¿QUIÉNES SOMOS?

Debo volar

por | 3 Jun, 2026

…Pájaro enfermo, sueña que vuela dormido

Buscando en el cielo un sentido…(“Quemaras”, Wos)

Un día fui feliz, pero mí extrema libertad y las ganas de devorarme el mundo me tiraron en una celda, con la mirada perdida en una superficie gris. Los días comenzaron a interesarme en una cama añeja de un hospital segundos después de recibir la polémica noticia, desde ese día ya pasaron cinco años, tres meses, cuatro días y el tiempo como buen villano no se detiene. Siempre fui consciente de mi responsabilidad, pero no estoy de acuerdo con el castigo, la cama es una cárcel impredecible para un ser inquieto como Yo.

Con las primeras plumas sentí una brisa rozar mi rostro y cuando pude volar me volví adicto a esa sensación de libertad que me generaba el aire fresco en el rostro. Volar resultó ser el principio del fin de mi felicidad, nunca me detuve a pensar en los riesgos que implica cada aleteo, para mí se convirtió en una oportunidad indescriptible. 

En esos tiempos hice a un lado las reglas de la naturaleza, nunca me interesó tener un nido, para mí era más cómodo usar los nidos ajenos, visité nidos de alta gama y hasta pequeños entramados de ramas y pastos secos. Las clases sociales nunca fueron para mí un problema, tuve la oportunidad de comer exquisitas selecciones de semillas y migas de pan debajo de un banco de una plaza. Hace cinco años que estoy prisionero en el peor de los nidos posibles, una maraña de recuerdos en una soledad infranqueable.

Mis hermosas plumas que un día fueron la envidia de muchos, sufren la presión de mi cuerpo y cada tanto se rinden y abandonan mi cuerpo. Por las noches en la prisión de mi mente me escapo en silencio aleteando hacia aquellos días en que me sentía el ser más digno de la existencia, pero los barrotes de la realidad me devuelven la posición del castigo. Cinco años pueden parecer tiempo suficiente para aceptar la realidad, pero yo no he podido hacer rayas en la pared para canalizar mi espacio como un acto de rebeldía, como parte de mi negación he mantenido inmaculada mi celda.

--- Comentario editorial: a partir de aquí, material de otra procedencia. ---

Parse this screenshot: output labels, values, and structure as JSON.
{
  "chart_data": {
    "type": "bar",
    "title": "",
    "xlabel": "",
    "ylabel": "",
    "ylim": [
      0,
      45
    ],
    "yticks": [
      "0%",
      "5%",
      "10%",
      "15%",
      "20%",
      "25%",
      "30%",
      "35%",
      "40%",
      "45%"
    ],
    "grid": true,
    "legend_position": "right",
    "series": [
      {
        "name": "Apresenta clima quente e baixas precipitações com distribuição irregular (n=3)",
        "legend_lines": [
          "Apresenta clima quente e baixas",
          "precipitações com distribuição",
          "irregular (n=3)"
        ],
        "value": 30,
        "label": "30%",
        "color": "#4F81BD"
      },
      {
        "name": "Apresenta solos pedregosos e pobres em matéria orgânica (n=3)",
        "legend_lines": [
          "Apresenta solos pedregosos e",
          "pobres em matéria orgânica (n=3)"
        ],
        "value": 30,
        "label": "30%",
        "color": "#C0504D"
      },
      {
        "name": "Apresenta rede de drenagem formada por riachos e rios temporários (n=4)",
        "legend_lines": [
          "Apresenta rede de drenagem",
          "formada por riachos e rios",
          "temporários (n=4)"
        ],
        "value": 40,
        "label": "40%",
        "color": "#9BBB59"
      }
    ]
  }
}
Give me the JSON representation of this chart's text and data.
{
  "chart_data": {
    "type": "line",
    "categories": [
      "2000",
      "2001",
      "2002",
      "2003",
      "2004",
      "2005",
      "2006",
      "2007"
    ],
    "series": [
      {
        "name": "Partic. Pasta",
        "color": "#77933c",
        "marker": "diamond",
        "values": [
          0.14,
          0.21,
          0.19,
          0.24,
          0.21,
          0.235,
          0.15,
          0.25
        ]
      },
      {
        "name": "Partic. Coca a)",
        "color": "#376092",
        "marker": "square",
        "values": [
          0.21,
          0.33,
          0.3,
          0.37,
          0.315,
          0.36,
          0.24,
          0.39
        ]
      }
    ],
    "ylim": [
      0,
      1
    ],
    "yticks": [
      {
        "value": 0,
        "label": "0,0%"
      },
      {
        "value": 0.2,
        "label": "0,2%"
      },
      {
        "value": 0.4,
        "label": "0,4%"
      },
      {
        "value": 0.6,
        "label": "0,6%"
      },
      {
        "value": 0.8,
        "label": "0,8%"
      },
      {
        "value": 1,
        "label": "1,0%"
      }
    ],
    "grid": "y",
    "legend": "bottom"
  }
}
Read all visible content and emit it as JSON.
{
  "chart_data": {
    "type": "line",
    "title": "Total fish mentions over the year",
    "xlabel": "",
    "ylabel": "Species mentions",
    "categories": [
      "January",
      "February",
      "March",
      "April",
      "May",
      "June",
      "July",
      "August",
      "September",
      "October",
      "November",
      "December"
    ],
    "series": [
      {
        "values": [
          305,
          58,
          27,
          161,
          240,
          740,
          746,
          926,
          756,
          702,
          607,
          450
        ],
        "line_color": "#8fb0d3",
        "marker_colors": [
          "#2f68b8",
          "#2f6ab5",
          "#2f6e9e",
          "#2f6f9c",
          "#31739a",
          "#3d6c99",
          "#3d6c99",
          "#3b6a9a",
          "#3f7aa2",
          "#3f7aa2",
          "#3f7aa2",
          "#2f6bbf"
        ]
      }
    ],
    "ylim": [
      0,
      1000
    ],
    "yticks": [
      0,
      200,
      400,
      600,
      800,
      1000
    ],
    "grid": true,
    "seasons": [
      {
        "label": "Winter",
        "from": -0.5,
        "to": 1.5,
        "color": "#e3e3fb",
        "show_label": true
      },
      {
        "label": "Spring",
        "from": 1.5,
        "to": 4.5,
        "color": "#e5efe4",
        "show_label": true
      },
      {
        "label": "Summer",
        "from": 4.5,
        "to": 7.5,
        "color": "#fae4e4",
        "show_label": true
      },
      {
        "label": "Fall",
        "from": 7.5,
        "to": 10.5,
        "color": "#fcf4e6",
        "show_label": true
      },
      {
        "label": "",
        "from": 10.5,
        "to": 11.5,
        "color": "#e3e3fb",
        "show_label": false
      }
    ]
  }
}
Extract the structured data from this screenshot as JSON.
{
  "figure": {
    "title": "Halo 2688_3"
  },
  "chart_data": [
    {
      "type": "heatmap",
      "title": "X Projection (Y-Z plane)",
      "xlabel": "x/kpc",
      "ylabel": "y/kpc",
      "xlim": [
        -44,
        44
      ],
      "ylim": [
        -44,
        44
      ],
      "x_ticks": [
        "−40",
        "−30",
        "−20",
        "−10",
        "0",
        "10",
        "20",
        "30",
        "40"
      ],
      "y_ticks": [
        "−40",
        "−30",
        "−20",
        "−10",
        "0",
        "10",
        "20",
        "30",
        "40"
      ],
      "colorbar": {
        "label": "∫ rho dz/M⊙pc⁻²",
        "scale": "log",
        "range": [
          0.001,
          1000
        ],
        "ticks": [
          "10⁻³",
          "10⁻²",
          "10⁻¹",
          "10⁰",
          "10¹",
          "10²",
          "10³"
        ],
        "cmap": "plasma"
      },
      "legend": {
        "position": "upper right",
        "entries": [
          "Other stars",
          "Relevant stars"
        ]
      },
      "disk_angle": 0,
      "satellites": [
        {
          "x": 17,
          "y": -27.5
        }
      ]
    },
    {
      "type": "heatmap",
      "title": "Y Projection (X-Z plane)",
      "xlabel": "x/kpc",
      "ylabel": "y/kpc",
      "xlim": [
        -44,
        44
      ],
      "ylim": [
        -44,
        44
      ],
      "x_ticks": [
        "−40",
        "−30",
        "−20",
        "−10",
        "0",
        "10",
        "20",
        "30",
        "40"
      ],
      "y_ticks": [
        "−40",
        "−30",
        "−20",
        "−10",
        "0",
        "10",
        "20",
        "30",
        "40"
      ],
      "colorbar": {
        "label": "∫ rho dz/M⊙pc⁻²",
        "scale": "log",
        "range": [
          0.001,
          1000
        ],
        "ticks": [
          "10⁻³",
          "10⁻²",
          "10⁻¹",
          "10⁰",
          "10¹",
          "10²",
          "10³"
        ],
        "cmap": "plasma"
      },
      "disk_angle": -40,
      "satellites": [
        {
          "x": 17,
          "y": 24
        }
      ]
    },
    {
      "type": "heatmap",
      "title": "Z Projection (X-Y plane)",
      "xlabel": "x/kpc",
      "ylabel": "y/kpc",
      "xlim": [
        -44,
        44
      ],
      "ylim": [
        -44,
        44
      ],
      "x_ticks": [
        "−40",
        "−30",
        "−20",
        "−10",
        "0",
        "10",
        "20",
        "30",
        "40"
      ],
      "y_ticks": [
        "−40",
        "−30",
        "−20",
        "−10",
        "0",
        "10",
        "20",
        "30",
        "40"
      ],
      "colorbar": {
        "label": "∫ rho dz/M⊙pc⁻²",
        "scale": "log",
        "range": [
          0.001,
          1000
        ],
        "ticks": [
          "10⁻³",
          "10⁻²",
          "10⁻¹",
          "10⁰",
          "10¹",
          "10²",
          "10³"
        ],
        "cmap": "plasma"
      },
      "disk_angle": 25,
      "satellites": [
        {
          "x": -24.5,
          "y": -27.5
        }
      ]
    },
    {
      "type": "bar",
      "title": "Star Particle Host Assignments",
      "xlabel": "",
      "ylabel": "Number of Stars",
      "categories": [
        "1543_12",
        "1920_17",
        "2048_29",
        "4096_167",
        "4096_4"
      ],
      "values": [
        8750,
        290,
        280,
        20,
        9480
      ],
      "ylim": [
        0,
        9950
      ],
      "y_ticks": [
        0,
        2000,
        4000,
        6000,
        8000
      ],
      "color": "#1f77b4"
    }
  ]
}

Una noche las brillantes plumas negras de un ejemplar hipnótico derrumbaron mi coraza y varios amaneceres me sorprendieron en su nido. Mirando la superficie gris de mi celda no dejo de imaginar cómo sería mi vida si no hubiese caído en su trampa. 

Yo fui feliz hasta el día que perdí la razón surcando los cielos con la esperanza de dar con el brillo oscuro de su cuerpo, pero el daño ya estaba hecho, nunca pude descifrar si se trató de un acto de amor o una acción desesperada injustificada como tantas otras. 

Me convertí en un ser vacío perdido en los recuerdos de aquellos días. Mi belleza quedó en un segundo plano detrás de una lujuria desenfrenada. Cuando mis alas cayeron en desgracia busqué en mis recuerdos algún culpable, pero todo había sido mi responsabilidad.

Ya no siento rencor, pero aún no logro perdonarme. Un día en la soledad de mi celda asumí que el problema había sido mi ignorancia de la vida. Una gran verdad se reveló, nadie me había enseñado a volar, es más yo dejé mi nido en un acto de rebeldía y juré no regresar al menos no en estas condiciones.

Cuando asumí la nueva realidad lo hice en silencio con la cabeza gacha cubierto por un manto de resignación. Algunas voces trataron de aplacar mí desolación con palabras esperanzadoras, pero no creo que las jaulas dobleguen la naturaleza de los seres que nacimos para sentir la brisa en el rostro.

Mi celda está llena de secretos y mi existencia es un laberinto de cosas que fueron o que pudieron ser. Las cosas más extrañas pueden resultar letales, pero me hubiese gustado perder la cordura, estar en otra celda, pero con la posibilidad de dar un aleteo. Mi cuerpo está dormido, pero Yo no dejo de ser un amasijo de mis sueños perdidos y los recuerdos de aquellos días en que podía volar.

 En el fin del mundo, en un rincón perdido del mapa tirado en una cama abro las alas de mi imaginación y vuelvo a sentir la brisa rozando mi rostro, miro a mi costado y veo las pastillas que me mantienen vivo, muchas veces pensé en romper la rutina, pero una fuerza incomprensible me hace cantar, como cantan los pájaros desde sus jaulas para hacer feliz a su dueño.